Pangolins are small animals found in Asia and Sub-Saharan Africa. While they might look like simple creatures, they have a unique built-in defensive system to help protect themselves from danger. A pangolin has a very interesting weapon it uses to protect itself against predators – its scales.
Pangolins are sold for food in live-animal “wet markets” in China — facilities that have long been suspected of being ground zero for the spread of viruses originating in animals to people.
The animals are trafficked mainly for their scales, which are believed to treat a variety of health conditions in traditional Chinese medicine (TCM), and as a luxury food in Vietnam and China. In Africa, pangolins are sold as a form of bushmeat, for ritual or spiritual purposes, and use in traditional African medicine.
Why are pangolins endangered?
In China, the country’s law protects the animals, and selling Pangolins can lead to 10 years in prison.

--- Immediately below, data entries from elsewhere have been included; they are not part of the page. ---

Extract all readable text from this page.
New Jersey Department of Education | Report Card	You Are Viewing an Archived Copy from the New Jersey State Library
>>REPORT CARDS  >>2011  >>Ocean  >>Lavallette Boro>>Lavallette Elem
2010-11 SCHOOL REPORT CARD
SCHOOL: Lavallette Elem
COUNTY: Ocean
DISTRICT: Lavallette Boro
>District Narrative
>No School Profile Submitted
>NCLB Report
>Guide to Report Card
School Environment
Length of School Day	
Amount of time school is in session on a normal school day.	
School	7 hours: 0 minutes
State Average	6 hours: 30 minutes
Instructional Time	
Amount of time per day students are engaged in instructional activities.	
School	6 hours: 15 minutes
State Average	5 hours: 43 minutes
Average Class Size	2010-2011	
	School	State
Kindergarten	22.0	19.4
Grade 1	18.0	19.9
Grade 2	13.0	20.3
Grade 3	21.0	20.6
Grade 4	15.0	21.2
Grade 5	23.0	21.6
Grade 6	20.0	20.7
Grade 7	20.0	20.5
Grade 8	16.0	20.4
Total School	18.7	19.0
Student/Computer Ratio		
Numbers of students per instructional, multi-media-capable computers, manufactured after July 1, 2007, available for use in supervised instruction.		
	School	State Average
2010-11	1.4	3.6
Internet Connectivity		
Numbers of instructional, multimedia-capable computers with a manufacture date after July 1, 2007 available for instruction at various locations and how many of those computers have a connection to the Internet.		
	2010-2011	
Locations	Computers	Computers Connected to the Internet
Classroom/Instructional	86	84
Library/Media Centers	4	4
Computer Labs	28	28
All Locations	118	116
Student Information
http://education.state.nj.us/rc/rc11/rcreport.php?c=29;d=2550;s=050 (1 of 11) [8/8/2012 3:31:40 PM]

What are pangolins and why are they endangered?
Restaurants selling pangolin dishes abound in the Vietnamese cities. The skin is served in such dishes as stir-fried pangolin skin with onion and mushroom. And the fetus is eaten as an aphrodisiac. Pangolin scales are sold in plain view in the street markets., and more items.

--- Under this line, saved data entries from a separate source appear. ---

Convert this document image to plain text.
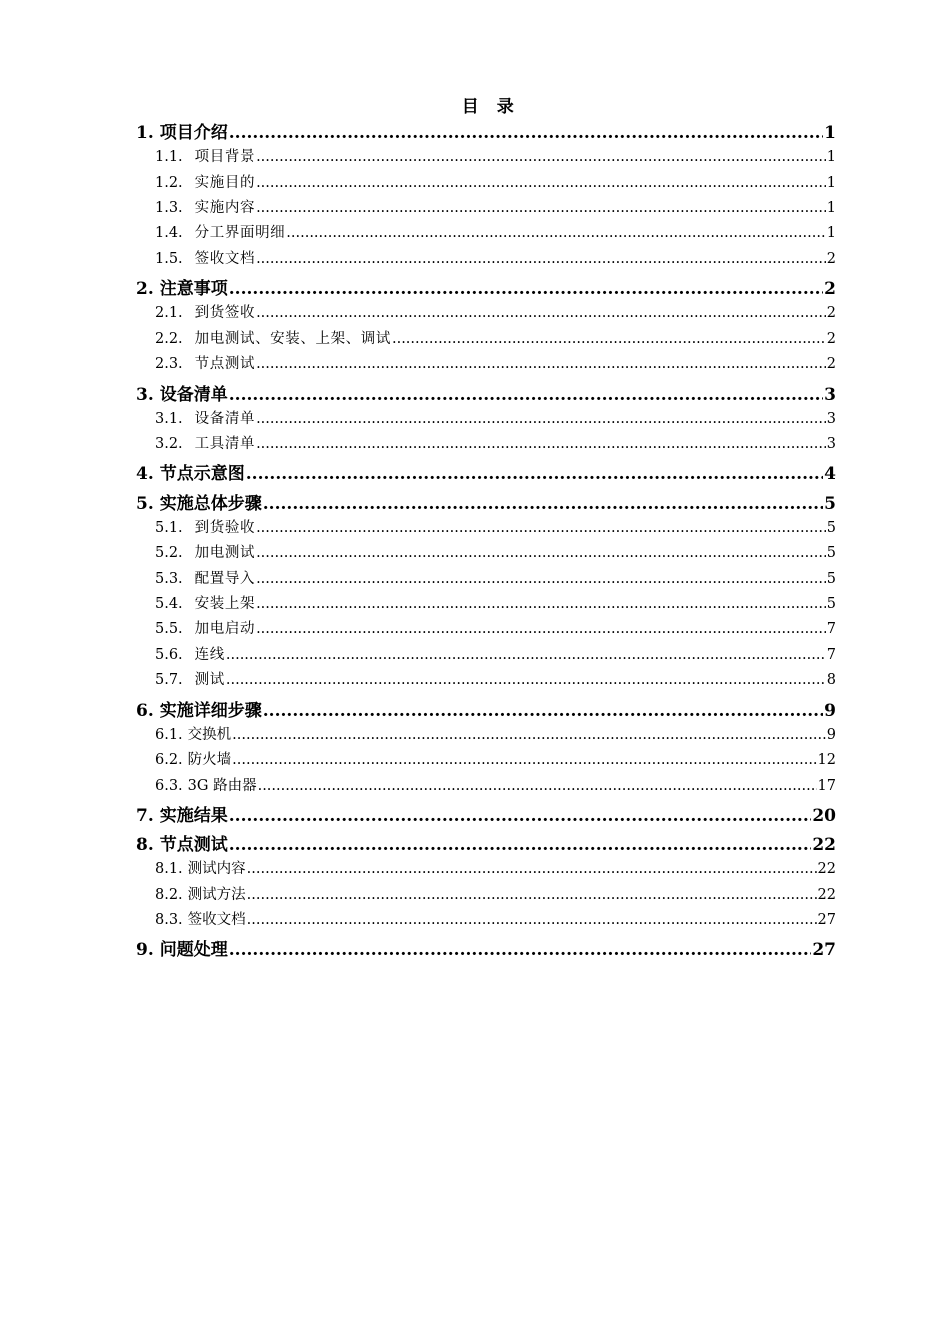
目　录
1. 项目介绍 .....	1
1.1. 项目背景 .....	1
1.2. 实施目的 .....	1
1.3. 实施内容 .....	1
1.4. 分工界面明细 .....	1
1.5. 签收文档 .....	2
2. 注意事项 .....	2
2.1. 到货签收 .....	2
2.2. 加电测试、安装、上架、调试 .....	2
2.3. 节点测试 .....	2
3. 设备清单 .....	3
3.1. 设备清单 .....	3
3.2. 工具清单 .....	3
4. 节点示意图 .....	4
5. 实施总体步骤 .....	5
5.1. 到货验收 .....	5
5.2. 加电测试 .....	5
5.3. 配置导入 .....	5
5.4. 安装上架 .....	5
5.5. 加电启动 .....	7
5.6. 连线 .....	7
5.7. 测试 .....	8
6. 实施详细步骤 .....	9
6.1. 交换机 .....	9
6.2. 防火墙 .....	12
6.3. 3G 路由器 .....	17
7. 实施结果 .....	20
8. 节点测试 .....	22
8.1. 测试内容 .....	22
8.2. 测试方法 .....	22
8.3. 签收文档 .....	27
9. 问题处理 .....	27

“All eight pangolin species are now listed as threatened with extinction, largely because they are being illegally traded to China and Viet Nam,” says Professor Jonathan Baillie, Co-Chair of the IUCN SSC Pangolin Specialist Group and Conservation Programmes Director at ZSL.
One of the next things we wondered was, is the endangered pangolin the ‘missing link’ between bats and humans?
Experts speculate that the endangered pangolin is the intermediary host between bats and humans for the coronavirus.
Could a bat virus infect a pangolin?
Firstly, that this bat virus would unlikely be able to infect pangolins.